Unable to close incident with active conditions.

You can only close an incident when no observations arrive in the most recent alerting period. The alerting period, which typically has a default value of 5 minutes, is defined as part of the alerting policy condition and is configurable. The previous error message indicates that data has been received within the alerting period.

The following error occurs when an incident can't be closed due to an internal error:

Unable to close incident. Please try again in a few minutes.

When you see the previous error message, you can retry the close operation or let Monitoring automatically close the incident.

For more information, see Managing incidents.

Webhook notifications fail when configured for a private endpoint

You configure a webhook notification to a private endpoint and expect to be notified when incidents occur. You don't receive any notifications.

You can't use webhooks for notifications unless the endpoint is public.
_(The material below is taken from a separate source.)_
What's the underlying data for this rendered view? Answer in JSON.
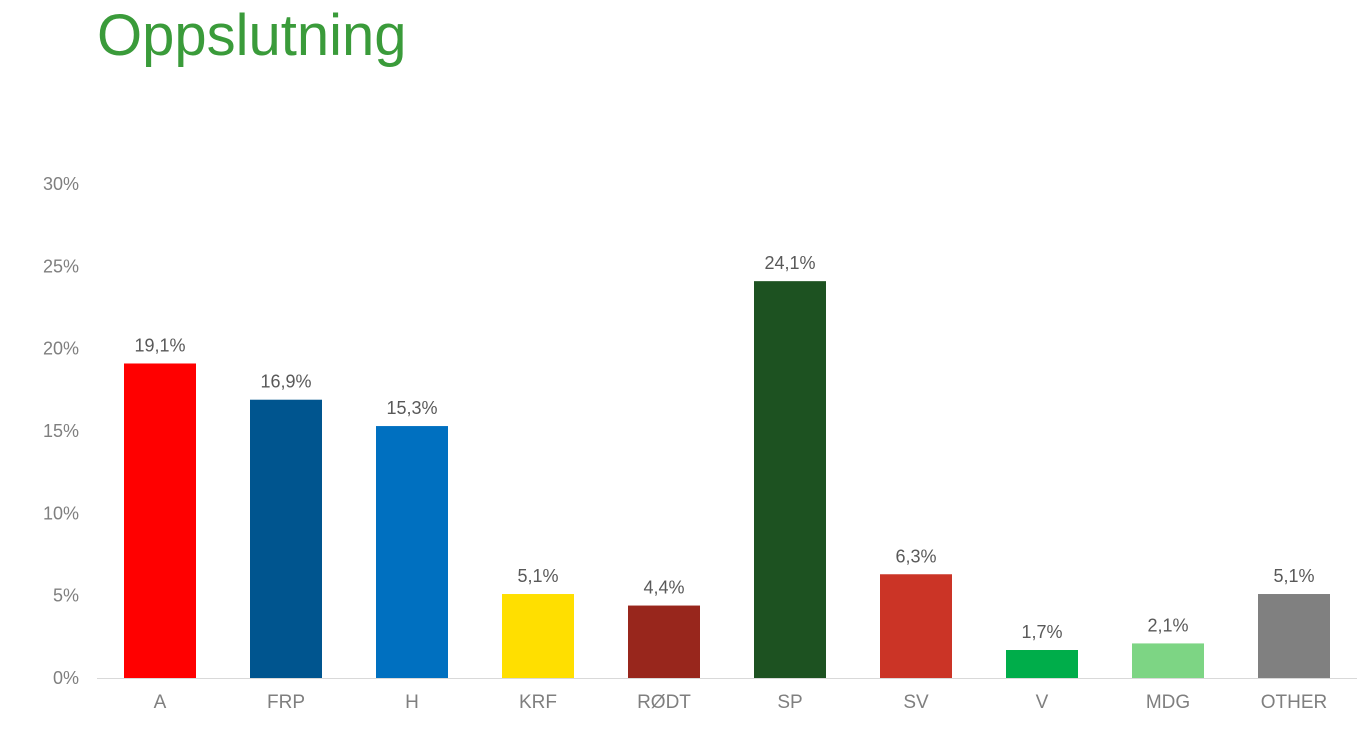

To resolve this situation, use Pub/Sub notifications combined with a pull subscription to that notification topic.

When you configure a Pub/Sub notification channel, incident notifications are sent to a Pub/Sub queue that has Identity and Access Management controls. Any service that can query for, or listen to, a Pub/Sub topic can consume these notifications. For example, applications running on App Engine, Cloud Run, or Compute Engine virtual machines can consume these notifications.

If you use a pull subscription, then a request is sent to Google that waits for a message to arrive. These subscriptions require access to Google but they don't require rules for firewalls or inbound access.